Walter Burley Griffin, the designer of this city always envised an Aboretum in the planning of Canberra. However, by the time Griffin arrived in Australia in 1914 Thomas Charles Weston had been appointed as afforestation officer, and he and Griffin differed on tree species selection and planting priorities. Later, Griffin, faced with continual opposition from bureaucrats, resigned from his government position in December 1920.

However, Arboreta, as part of Griffin’s design was gradually developed, beginning with the early plantings at Westbourne Woods and Weston Park. In the mid 1950s a substantial arboretum at the western end of the lake was established, and in 2001 was named Lindsay Pryor National Arboretum. However, the 2003 bushfires stripped the neighbouring hills of pine plantations and, the ACT government, took this opportunity to develop what has become the National Arboretum Canberra. This was a centenary gift to the city by the ACT government. We now have an Arboretum from the lake to the hills, with urban forests, woodlands, open grassland and formal parks.
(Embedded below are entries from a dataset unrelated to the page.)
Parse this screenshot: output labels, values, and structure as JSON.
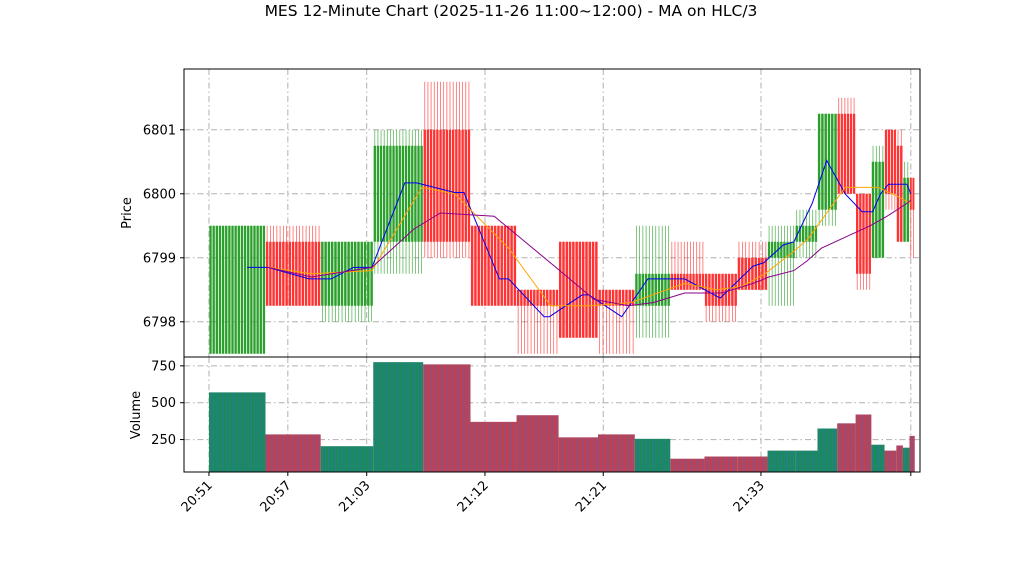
{
  "chart_data": {
    "type": "candlestick",
    "title": "MES 12-Minute Chart (2025-11-26 11:00~12:00) - MA on HLC/3",
    "price_panel": {
      "ylabel": "Price",
      "ylim": [
        6797.45,
        6801.95
      ],
      "yticks": [
        6798,
        6799,
        6800,
        6801
      ],
      "ytick_labels": [
        "6798",
        "6799",
        "6800",
        "6801"
      ],
      "grid": true
    },
    "volume_panel": {
      "ylabel": "Volume",
      "ylim": [
        30,
        810
      ],
      "yticks": [
        250,
        500,
        750
      ],
      "ytick_labels": [
        "250",
        "500",
        "750"
      ],
      "grid": true
    },
    "x_axis": {
      "tick_labels": [
        "20:51",
        "20:57",
        "21:03",
        "21:12",
        "21:21",
        "21:33"
      ],
      "tick_positions_minutes": [
        0,
        6,
        12,
        21,
        30,
        42
      ],
      "xlim_minutes": [
        -1.9,
        54.1
      ]
    },
    "candles": [
      {
        "t": 0,
        "w": 4.3,
        "open": 6799.5,
        "high": 6799.5,
        "low": 6797.5,
        "close": 6797.5,
        "volume": 570,
        "dir": "up"
      },
      {
        "t": 4.3,
        "w": 4.2,
        "open": 6799.25,
        "high": 6799.5,
        "low": 6798.25,
        "close": 6798.25,
        "volume": 285,
        "dir": "down"
      },
      {
        "t": 8.5,
        "w": 4.0,
        "open": 6799.25,
        "high": 6799.25,
        "low": 6798.0,
        "close": 6798.25,
        "volume": 205,
        "dir": "up"
      },
      {
        "t": 12.5,
        "w": 3.8,
        "open": 6800.75,
        "high": 6801.0,
        "low": 6798.75,
        "close": 6799.25,
        "volume": 775,
        "dir": "up"
      },
      {
        "t": 16.3,
        "w": 3.6,
        "open": 6801.0,
        "high": 6801.75,
        "low": 6799.0,
        "close": 6799.25,
        "volume": 760,
        "dir": "down"
      },
      {
        "t": 19.9,
        "w": 3.5,
        "open": 6799.5,
        "high": 6799.5,
        "low": 6798.25,
        "close": 6798.25,
        "volume": 370,
        "dir": "down"
      },
      {
        "t": 23.4,
        "w": 3.2,
        "open": 6798.5,
        "high": 6798.5,
        "low": 6797.5,
        "close": 6798.25,
        "volume": 415,
        "dir": "down"
      },
      {
        "t": 26.6,
        "w": 3.0,
        "open": 6799.25,
        "high": 6799.25,
        "low": 6797.75,
        "close": 6797.75,
        "volume": 265,
        "dir": "down"
      },
      {
        "t": 29.6,
        "w": 2.8,
        "open": 6798.5,
        "high": 6798.5,
        "low": 6797.5,
        "close": 6798.25,
        "volume": 285,
        "dir": "down"
      },
      {
        "t": 32.4,
        "w": 2.7,
        "open": 6798.25,
        "high": 6799.5,
        "low": 6797.75,
        "close": 6798.75,
        "volume": 255,
        "dir": "up"
      },
      {
        "t": 35.1,
        "w": 2.6,
        "open": 6798.75,
        "high": 6799.25,
        "low": 6798.5,
        "close": 6798.5,
        "volume": 120,
        "dir": "down"
      },
      {
        "t": 37.7,
        "w": 2.5,
        "open": 6798.75,
        "high": 6798.75,
        "low": 6798.0,
        "close": 6798.25,
        "volume": 135,
        "dir": "down"
      },
      {
        "t": 40.2,
        "w": 2.3,
        "open": 6799.0,
        "high": 6799.25,
        "low": 6798.5,
        "close": 6798.5,
        "volume": 135,
        "dir": "down"
      },
      {
        "t": 42.5,
        "w": 2.1,
        "open": 6799.25,
        "high": 6799.5,
        "low": 6798.25,
        "close": 6799.0,
        "volume": 175,
        "dir": "up"
      },
      {
        "t": 44.6,
        "w": 1.7,
        "open": 6799.5,
        "high": 6799.75,
        "low": 6799.0,
        "close": 6799.25,
        "volume": 175,
        "dir": "up"
      },
      {
        "t": 46.3,
        "w": 1.5,
        "open": 6801.25,
        "high": 6801.25,
        "low": 6799.5,
        "close": 6799.75,
        "volume": 325,
        "dir": "up"
      },
      {
        "t": 47.8,
        "w": 1.4,
        "open": 6801.25,
        "high": 6801.5,
        "low": 6800.0,
        "close": 6800.0,
        "volume": 360,
        "dir": "down"
      },
      {
        "t": 49.2,
        "w": 1.2,
        "open": 6800.0,
        "high": 6800.0,
        "low": 6798.5,
        "close": 6798.75,
        "volume": 420,
        "dir": "down"
      },
      {
        "t": 50.4,
        "w": 1.0,
        "open": 6800.5,
        "high": 6800.75,
        "low": 6799.0,
        "close": 6799.0,
        "volume": 215,
        "dir": "up"
      },
      {
        "t": 51.4,
        "w": 0.9,
        "open": 6801.0,
        "high": 6801.0,
        "low": 6799.75,
        "close": 6800.0,
        "volume": 175,
        "dir": "down"
      },
      {
        "t": 52.3,
        "w": 0.5,
        "open": 6800.75,
        "high": 6801.0,
        "low": 6799.25,
        "close": 6799.25,
        "volume": 210,
        "dir": "down"
      },
      {
        "t": 52.8,
        "w": 0.5,
        "open": 6800.25,
        "high": 6800.5,
        "low": 6799.25,
        "close": 6799.25,
        "volume": 195,
        "dir": "up"
      },
      {
        "t": 53.3,
        "w": 0.4,
        "open": 6800.25,
        "high": 6800.25,
        "low": 6799.0,
        "close": 6799.75,
        "volume": 275,
        "dir": "down"
      }
    ],
    "ma_series": [
      {
        "name": "",
        "color": "#0000ee",
        "points": [
          [
            2.9,
            6798.85
          ],
          [
            4.5,
            6798.85
          ],
          [
            7.6,
            6798.67
          ],
          [
            9.3,
            6798.67
          ],
          [
            11,
            6798.85
          ],
          [
            12.4,
            6798.85
          ],
          [
            14.9,
            6800.17
          ],
          [
            15.8,
            6800.17
          ],
          [
            18.7,
            6800.02
          ],
          [
            19.4,
            6800.02
          ],
          [
            22.1,
            6798.67
          ],
          [
            22.8,
            6798.67
          ],
          [
            25.5,
            6798.08
          ],
          [
            25.9,
            6798.08
          ],
          [
            28.4,
            6798.42
          ],
          [
            28.9,
            6798.42
          ],
          [
            31.4,
            6798.08
          ],
          [
            33.4,
            6798.67
          ],
          [
            36.2,
            6798.67
          ],
          [
            38.9,
            6798.37
          ],
          [
            41.4,
            6798.87
          ],
          [
            42.2,
            6798.92
          ],
          [
            43.7,
            6799.2
          ],
          [
            44.5,
            6799.25
          ],
          [
            45.9,
            6799.85
          ],
          [
            47.0,
            6800.52
          ],
          [
            48.4,
            6800.0
          ],
          [
            49.7,
            6799.72
          ],
          [
            50.5,
            6799.72
          ],
          [
            51.1,
            6800.0
          ],
          [
            51.7,
            6800.15
          ],
          [
            53.1,
            6800.15
          ],
          [
            53.4,
            6800.0
          ]
        ]
      },
      {
        "name": "",
        "color": "#ffa500",
        "points": [
          [
            4.5,
            6798.85
          ],
          [
            7.8,
            6798.75
          ],
          [
            12.4,
            6798.8
          ],
          [
            16.2,
            6800.1
          ],
          [
            18.7,
            6800.0
          ],
          [
            22.8,
            6799.15
          ],
          [
            26.0,
            6798.25
          ],
          [
            29.0,
            6798.25
          ],
          [
            32.1,
            6798.3
          ],
          [
            36.2,
            6798.6
          ],
          [
            38.6,
            6798.5
          ],
          [
            40.5,
            6798.55
          ],
          [
            42.3,
            6798.75
          ],
          [
            44.5,
            6799.1
          ],
          [
            45.6,
            6799.3
          ],
          [
            47.0,
            6799.7
          ],
          [
            48.4,
            6800.1
          ],
          [
            49.7,
            6800.1
          ],
          [
            50.9,
            6800.1
          ],
          [
            52.0,
            6800.0
          ],
          [
            53.4,
            6799.85
          ]
        ]
      },
      {
        "name": "",
        "color": "#8b008b",
        "points": [
          [
            4.5,
            6798.85
          ],
          [
            7.8,
            6798.7
          ],
          [
            12.4,
            6798.85
          ],
          [
            15.6,
            6799.45
          ],
          [
            17.6,
            6799.7
          ],
          [
            21.7,
            6799.65
          ],
          [
            26.4,
            6798.85
          ],
          [
            29.3,
            6798.35
          ],
          [
            31.9,
            6798.25
          ],
          [
            33.8,
            6798.3
          ],
          [
            36.2,
            6798.45
          ],
          [
            39.0,
            6798.45
          ],
          [
            41.4,
            6798.6
          ],
          [
            42.6,
            6798.7
          ],
          [
            44.5,
            6798.8
          ],
          [
            45.5,
            6798.95
          ],
          [
            46.6,
            6799.15
          ],
          [
            48.7,
            6799.35
          ],
          [
            50.3,
            6799.5
          ],
          [
            51.6,
            6799.65
          ],
          [
            53.1,
            6799.85
          ],
          [
            53.4,
            6799.9
          ]
        ]
      }
    ],
    "colors": {
      "up": "#2ca02c",
      "down": "#ff3333",
      "grid": "#b0b0b0",
      "volume_up": "#1a8a5a",
      "volume_down": "#c04050"
    }
  }
}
More than 48 000 trees have been planted in the 100 forests on the 250 hectare site, many rare and endangered. The Arboretum was offically opened in 2013…10 years after the bushfires. Now we have a mosiac of fledgling forests, a venue for outdoor performances, an education and research centre..not to mention an amazing playground. In the words of Katy Gallagher, the chief minister officially opening the Arboretum..

this site has emerged from the ashes of the catastrophic bushfires to be transformed into a place of beauty, tranquility, recreation, research and learning.”